ITL25019 Big Data - Storage and Processing (Autumn 2019)
Facts about the course
- ECTS Credits:
- 10
- Responsible department:
- Faculty of Computer Science, Engineering and Economics
- Campus:
- Halden
- Course Leader:
- Marius Geitle
- Teaching language:
- See Forms of teaching and learning.
- Duration:
- ½ year
The course is connected to the following study programs
This course is compulsory in
- Bachelor in Computer Science (2017)
- Bachelor in Information Systems (2017 and 2018)
- Bachelor in Information Systems - Software Engineering and Business Intelligence
Elective course for others.
Recommended requirements
Knowledge equivalent to the course Database Systems /Databases.
Lecture Semester
5th semester (Autumn).
The student's learning outcomes after completing the course
Knowledge
The student has
- knowledge of challenges with scalability, heterogeneity, security and error handling in distributed systems
- knowledge about how large quantities of data can be distributed across a large number of computers
- knowledge about the structure of distributed systems for Big Data
Skills
The candidate is able to
- design and implement solutions for distributed data storage and processing of large and distributed volumes of data
- describe, test and analyze the performance of distributed systems
General competence
The candidate can
- develop and use systems for storage and processing of Big Data
Content
Applications and theory of
- important distributed file systems
- models for distributed computing such as Map Reduce
- important distributed and parallel algorithms
- distributed computing systems
Forms of teaching and learning
Lectures, project work and supervision.
If students from international partners attend courses, the lectures will be conducted in English
Workload
Approx. 250 hours.
Coursework requirements - conditions for taking the exam
Up to 4 mandatory exercises.
The coursework requirements must be approved before students may sit the exam.
Examination
Individual portfolio assignment
The portfolio will include the following:
- a comparison of models on a selected problem
- a report describing the project
The portfolio is assessed as a whole and one overall grade is awarded.

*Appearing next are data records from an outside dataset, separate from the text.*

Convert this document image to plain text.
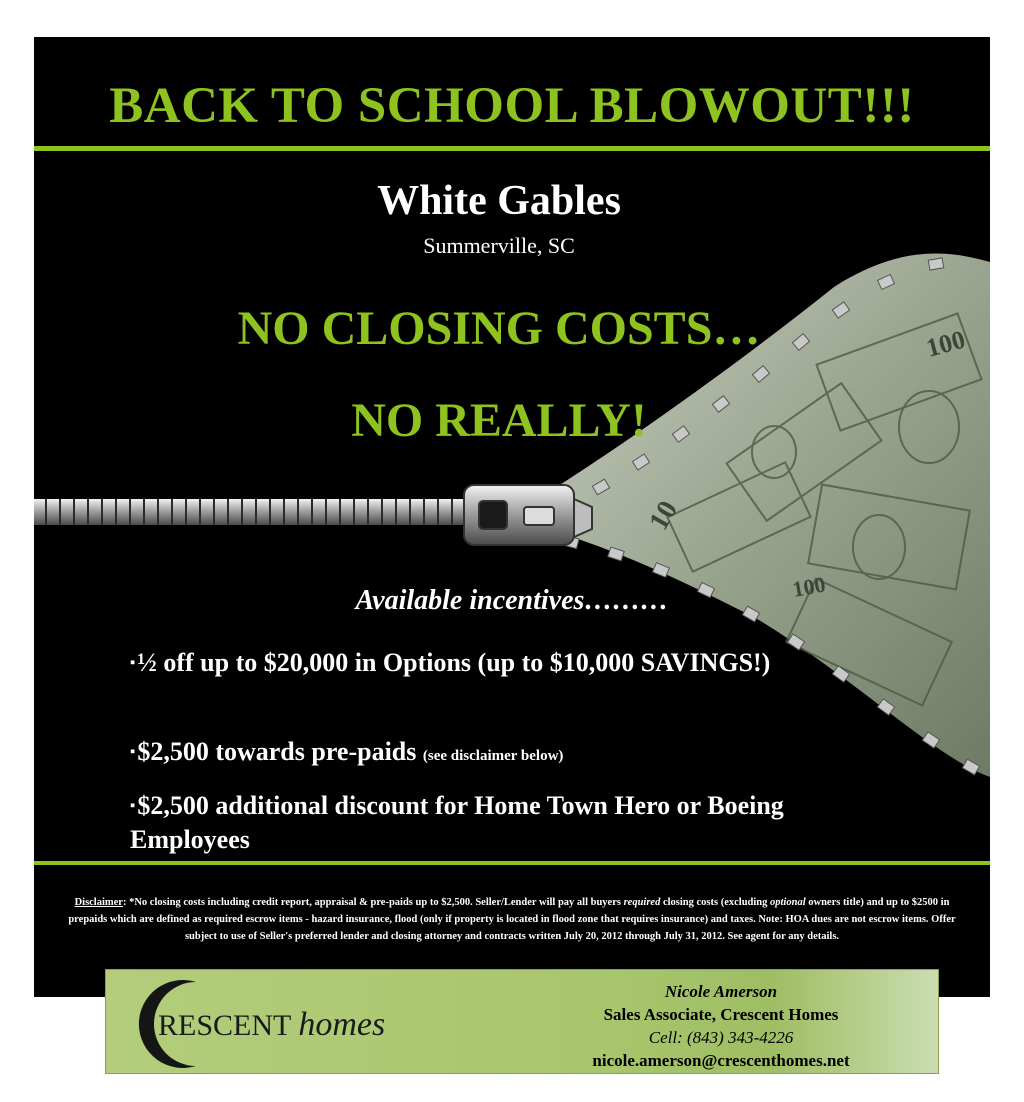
BACK TO SCHOOL BLOWOUT!!!
100
100
10
White Gables
Summerville, SC
NO CLOSING COSTS…
NO REALLY!
Available incentives………
▪½ off up to $20,000 in Options (up to $10,000 SAVINGS!)
▪$2,500 towards pre-paids (see disclaimer below)
▪$2,500 additional discount for Home Town Hero or Boeing Employees
Disclaimer: *No closing costs including credit report, appraisal & pre-paids up to $2,500. Seller/Lender will pay all buyers required closing costs (excluding optional owners title) and up to $2500 in prepaids which are defined as required escrow items - hazard insurance, flood (only if property is located in flood zone that requires insurance) and taxes. Note: HOA dues are not escrow items. Offer subject to use of Seller's preferred lender and closing attorney and contracts written July 20, 2012 through July 31, 2012. See agent for any details.
RESCENT homes
Nicole Amerson
Sales Associate, Crescent Homes
Cell: (843) 343-4226
nicole.amerson@crescenthomes.net
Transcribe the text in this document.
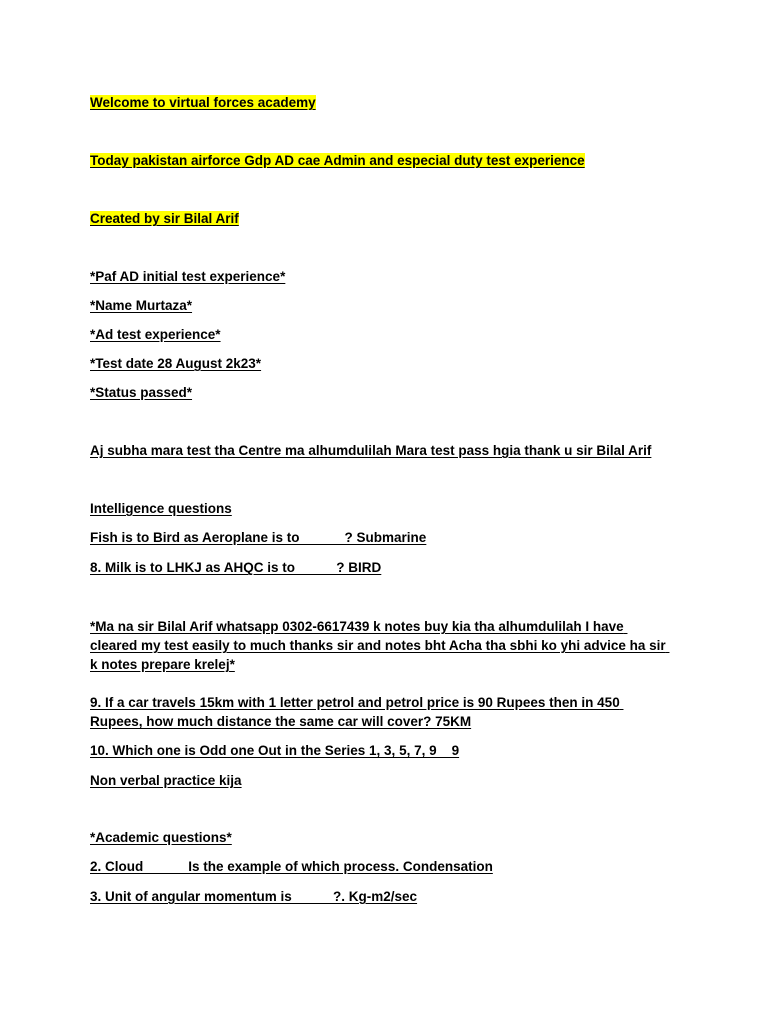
Welcome to virtual forces academy

Today pakistan airforce Gdp AD cae Admin and especial duty test experience

Created by sir Bilal Arif

*Paf AD initial test experience*

*Name Murtaza*

*Ad test experience*

*Test date 28 August 2k23*

*Status passed*

Aj subha mara test tha Centre ma alhumdulilah Mara test pass hgia thank u sir Bilal Arif

Intelligence questions

Fish is to Bird as Aeroplane is to            ? Submarine

8. Milk is to LHKJ as AHQC is to           ? BIRD

*Ma na sir Bilal Arif whatsapp 0302-6617439 k notes buy kia tha alhumdulilah I have cleared my test easily to much thanks sir and notes bht Acha tha sbhi ko yhi advice ha sir k notes prepare krelej*

9. If a car travels 15km with 1 letter petrol and petrol price is 90 Rupees then in 450 Rupees, how much distance the same car will cover? 75KM

10. Which one is Odd one Out in the Series 1, 3, 5, 7, 9    9

Non verbal practice kija

*Academic questions*

2. Cloud            Is the example of which process. Condensation

3. Unit of angular momentum is           ?. Kg-m2/sec
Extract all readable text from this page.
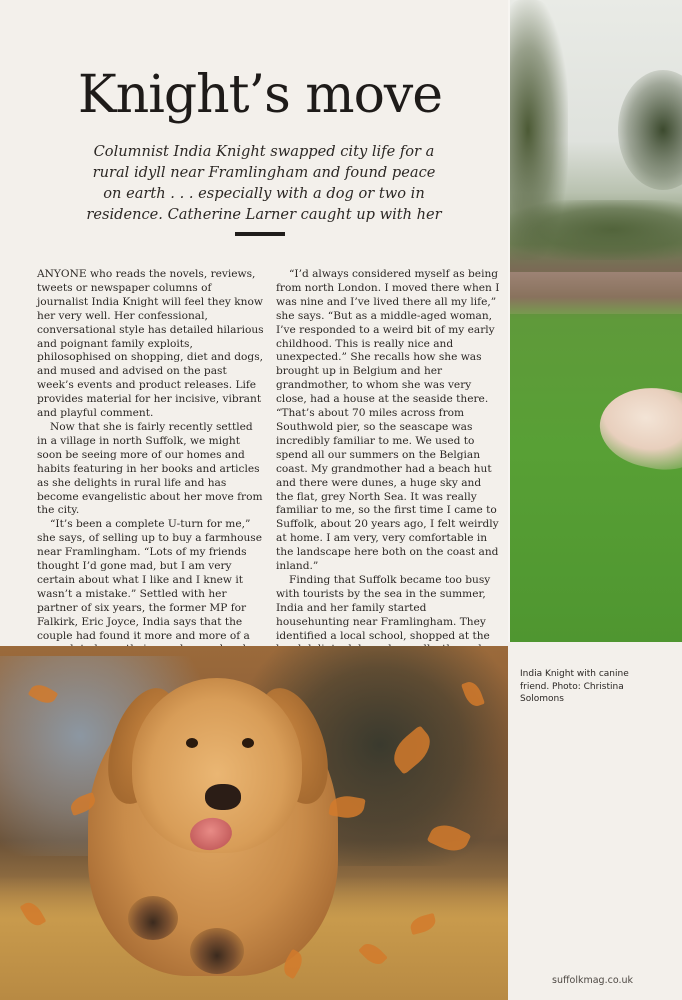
Knight’s move

Columnist India Knight swapped city life for a rural idyll near Framlingham and found peace on earth . . . especially with a dog or two in residence. Catherine Larner caught up with her

ANYONE who reads the novels, reviews, tweets or newspaper columns of journalist India Knight will feel they know her very well. Her confessional, conversational style has detailed hilarious and poignant family exploits, philosophised on shopping, diet and dogs, and mused and advised on the past week’s events and product releases. Life provides material for her incisive, vibrant and playful comment.

Now that she is fairly recently settled in a village in north Suffolk, we might soon be seeing more of our homes and habits featuring in her books and articles as she delights in rural life and has become evangelistic about her move from the city.

“It’s been a complete U-turn for me,” she says, of selling up to buy a farmhouse near Framlingham. “Lots of my friends thought I’d gone mad, but I am very certain about what I like and I knew it wasn’t a mistake.” Settled with her partner of six years, the former MP for Falkirk, Eric Joyce, India says that the couple had found it more and more of a

“I’d always considered myself as being from north London. I moved there when I was nine and I’ve lived there all my life,” she says. “But as a middle-aged woman, I’ve responded to a weird bit of my early childhood. This is really nice and unexpected.” She recalls how she was brought up in Belgium and her grandmother, to whom she was very close, had a house at the seaside there. “That’s about 70 miles across from Southwold pier, so the seascape was incredibly familiar to me. We used to spend all our summers on the Belgian coast. My grandmother had a beach hut and there were dunes, a huge sky and the flat, grey North Sea. It was really familiar to me, so the first time I came to Suffolk, about 20 years ago, I felt weirdly at home. I am very, very comfortable in the landscape here both on the coast and inland.”

Finding that Suffolk became too busy with tourists by the sea in the summer, India and her family started househunting near Framlingham. They identified a local school, shopped at the

India Knight with canine friend. Photo: Christina Solomons

suffolkmag.co.uk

Grading scale from A to F are used.
Examiners
The exam is assessed by the course instructor and an internal or external examiner.
Conditions for resit/rescheduled exams
In the event of a resit or rescheduled examination, all parts of the portfolio must be re-submitted.
Course evaluation
This course is evaluated by a
- Mid-term evaluation (compulsory)
The responsible for the course compiles a report based on the feedback from the students and his/her own experience with the course. The report is discussed by the study quality committee of the faculty of Computer Sciences.
Literature
Literature is made available by June 1st 2019.